HKND Group is Building the Nicaragua Grand Canal
Nicaraguan Government grants Canal Concession to HKND
When the Nicaraguan government grants a concession this year to a Chinese company, HK Nicaragua Canal Development Investment Co. Ltd., to build a shipping canal between the Pacific and Atlantic oceans, a half-century wait will be over. The new canal will be wider and deeper than the Panama Canal. For businesses that use the Panama Canal at this time, they will have an alternative starting approximately around 2020, which is the proposed operational date. However, the proposal to build this canal is not without local protests and international skepticism.
Criticisms and Skepticism Locally & Internationally
The main thrust of the criticisms has been that the Master Concession Agreement signed between HK Nicaragua Canal Development Investment Co. Ltd (HKND) and Nicaragua is that Nicaragua has sold its sovereignty for 100 years to a private, foreign-owned company. In June 2012, the Nicaragua’s National Assembly approved a bill to grant a 50-year concession to the newly Hong Kong Nicaragua Canal Development Investment Co (HKND) to build the canal across the Latin American country. The concession would be renewable for another 50 years, thus the 100 years of lost sovereignty.
In addition, locals say that the agreement was negotiated without transparency or national consensus. The Chinese company shoulders no liabilities, whereas the reserves of the Nicaraguan National Bank serve as collateral on the part of Nicaragua. The harshest complaints center around the judicial, labor, and financial rights, which they feel have been ceded to HKND.
A Bit of History
However, in July 2012 the Nicaraguan parliament passed Law 800. This law is about the Nicaragua Interoceanic Canal legislation and the establishment of the Interoceanic Canal Committee.
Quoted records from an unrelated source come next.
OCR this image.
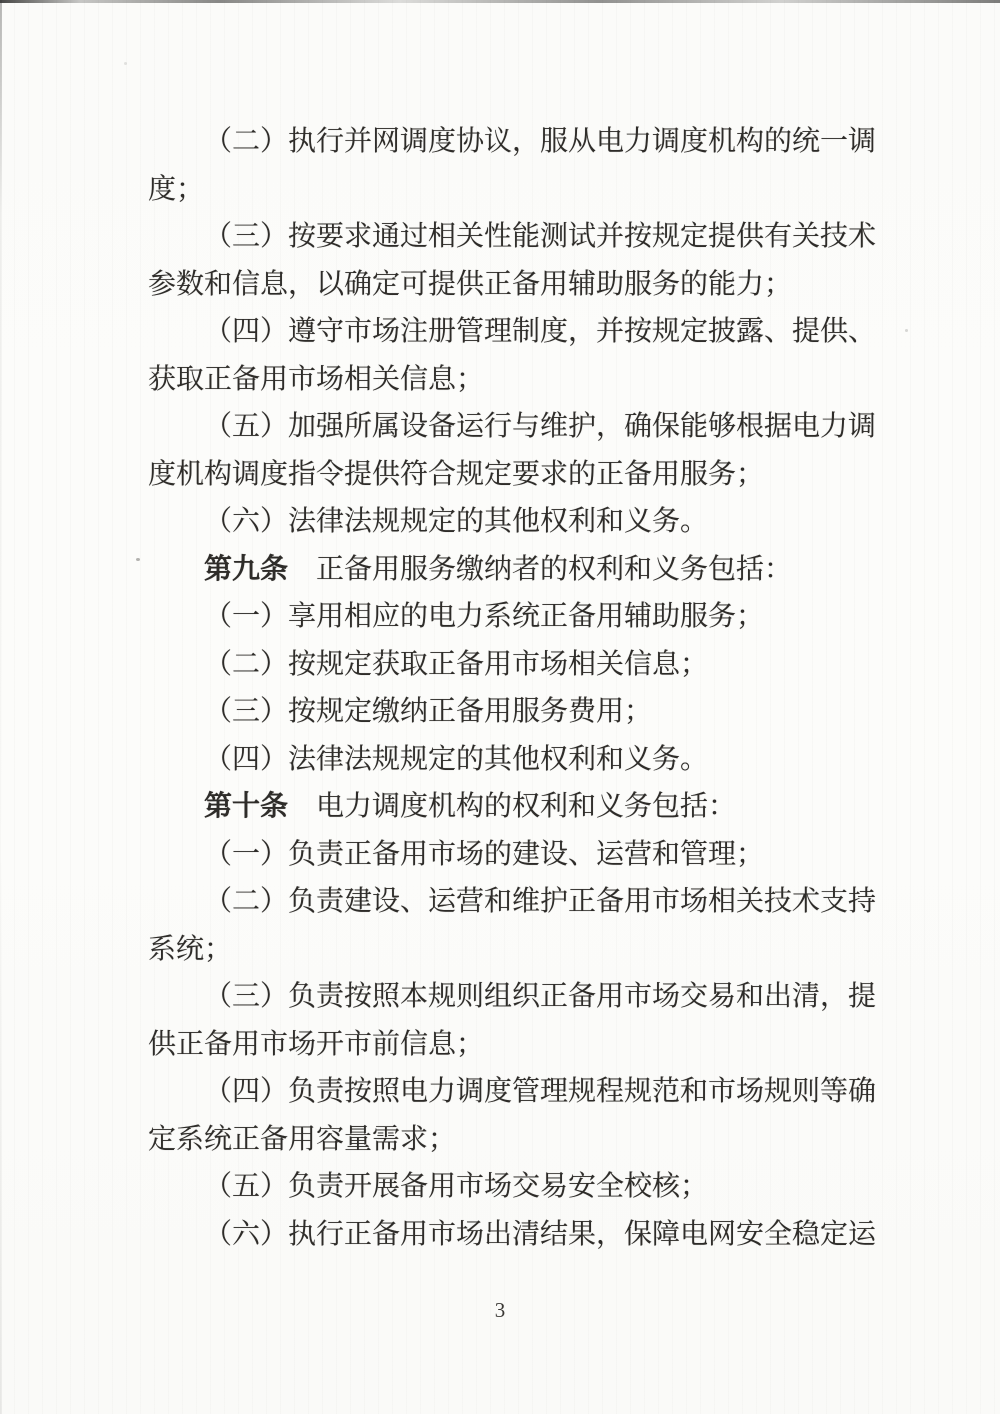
（二）执行并网调度协议，服从电力调度机构的统一调度；

（三）按要求通过相关性能测试并按规定提供有关技术参数和信息，以确定可提供正备用辅助服务的能力；

（四）遵守市场注册管理制度，并按规定披露、提供、获取正备用市场相关信息；

（五）加强所属设备运行与维护，确保能够根据电力调度机构调度指令提供符合规定要求的正备用服务；

（六）法律法规规定的其他权利和义务。

第九条　正备用服务缴纳者的权利和义务包括：

（一）享用相应的电力系统正备用辅助服务；

（二）按规定获取正备用市场相关信息；

（三）按规定缴纳正备用服务费用；

（四）法律法规规定的其他权利和义务。

第十条　电力调度机构的权利和义务包括：

（一）负责正备用市场的建设、运营和管理；

（二）负责建设、运营和维护正备用市场相关技术支持系统；

（三）负责按照本规则组织正备用市场交易和出清，提供正备用市场开市前信息；

（四）负责按照电力调度管理规程规范和市场规则等确定系统正备用容量需求；

（五）负责开展备用市场交易安全校核；

（六）执行正备用市场出清结果，保障电网安全稳定运

3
It provides a solid legal foundation for the construction of the Interoceanic Canal. A memorandum of understanding between the Authority of the Grand Inter-Ocean Canal of Nicaragua, known as the “Authority,” and the HKND Group, established the project’s scope. A month later in October 2012, both parties signed the Deed of Cooperation, explaining in more granular terms the project details. The HKND group’s responsibilities included planning, designing, constructing, and upon completion, operating and managing the Nicaragua Grand Canal and any other related infrastructure projects. Other related projects would also include ports, an international airport, a free trade zone, and other infrastructure development projects as the need arose.
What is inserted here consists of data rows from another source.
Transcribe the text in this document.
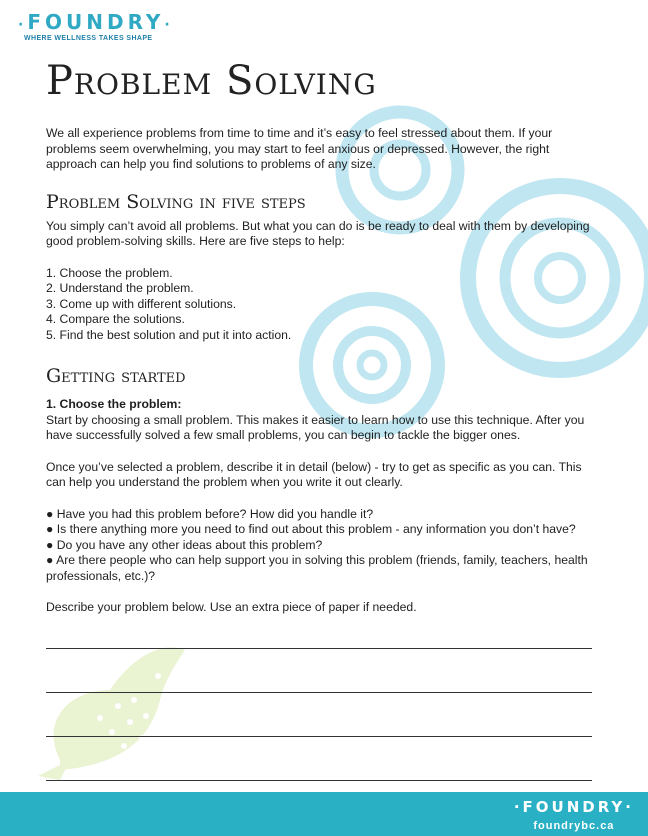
·FOUNDRY·
WHERE WELLNESS TAKES SHAPE
Problem Solving

We all experience problems from time to time and it’s easy to feel stressed about them. If your problems seem overwhelming, you may start to feel anxious or depressed. However, the right approach can help you find solutions to problems of any size.

Problem Solving in five steps

You simply can’t avoid all problems. But what you can do is be ready to deal with them by developing good problem-solving skills. Here are five steps to help:

1. Choose the problem.
2. Understand the problem.
3. Come up with different solutions.
4. Compare the solutions.
5. Find the best solution and put it into action.
Getting started

1. Choose the problem:

Start by choosing a small problem. This makes it easier to learn how to use this technique. After you have successfully solved a few small problems, you can begin to tackle the bigger ones.

Once you’ve selected a problem, describe it in detail (below) - try to get as specific as you can. This can help you understand the problem when you write it out clearly.

● Have you had this problem before? How did you handle it?
● Is there anything more you need to find out about this problem - any information you don’t have?
● Do you have any other ideas about this problem?
● Are there people who can help support you in solving this problem (friends, family, teachers, health professionals, etc.)?

Describe your problem below. Use an extra piece of paper if needed.

·FOUNDRY·
foundrybc.ca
With control of the canal and the ability to operate cellphone and internet services in Nicaragua, it is understandable why critics say that even the sovereignty of the country, has been ceded to Wang Jing, the chairman and chief executive officer of HKND and chairman and largest shareholder of Xinwei Telecom, a Chinese telecom company which won a deal in 2012 to operate cellphone and internet services in Nicaragua.
The following year, in June 2013, the Nicaraguan parliament gave its approval for the government to sign the Master Concession Agreement with the HKND Group. The HKND Group now had the sole rights to plan, design, construct, and thereafter to operate and manage the Nicaragua Grand Canal and other related projects.
Nicaragua’s government claims that the project will lift the Western hemisphere's second poorest country out of poverty, which may be true, but what is the cost to the environment and how are the people whose lands and homes are on the projected route going to be compensated.
HKND (Hong Kong Nicaragua Canal Development) Group is a private infrastructure development firm that is based in Hong Kong. It is registered in the Cayman Islands.
HK Nicaragua Canal Development Investment Co., Limited - Basic information
- Registration Number：1788941
- Registration Date：20 August 2012
- Company Name：HK Nicaragua Canal Development Investment Co., Limited
- Founder of information: HK Nicaragua Canal Development Investment Co., Limited established in Hong Kong on 20 August 2012.
Wang Jing: The Man behind the Canal's Development
The Chinese billionaire Wang Jing owns or controls a number of businesses including by HK Nicaragua Canal Development Investment. He is the chairman and CEO of HKND, which in turn is owned by HK Nicaragua Canal Development Investment. The development of the Nicaragua canal, estimated to cost between 40 to 50 billion dollars, is the first project for HKND.
Wang believes that by 2030 not only will the addressable shipping trade have grown by 240%, but also that the actual ships will be significantly larger. Although the Panama Canal is undergoing a five billion dollar expansion, Wang feels that that is has become imperative to develop and construct a wider and deeper interoceanic canal to support the larger weight loads, thus generating greater efficiency for shippers. He went on to say in an interview in SinoShio magazine “the Nicaragua Canal and Development Project represents a tremendous opportunity to transform global trade and ignite a new era of growth and opportunity for Nicaragua, its people, and the entire region.”
To answer the critics, a PR release from the HKND Group says the following principles will guide our actions as we undertake this important project:
- Integrity — openness, transparency and honesty
- Respect for local people with sensitivity to social and environmental impact by serving the best interests of the region and protecting the natural ecosystems and wildlife of Nicaragua;
- Economic benefit and value creation across all stakeholder groups including generating local training and job growth while promoting local and regional economic development.
HKND Group is working with a global team of experts with deep experience and capabilities. They want to ensure international participation and involvement in every aspect of the project, from financing, and construction, to logistics. They state there will be competitive tendering processes for qualified Nicaraguan, regional and international firms, consistent with international best practices for fairness and openness for each phase of work. As of 2014 there were a number of other partners already on board.
Work started officially on December 22, 2014.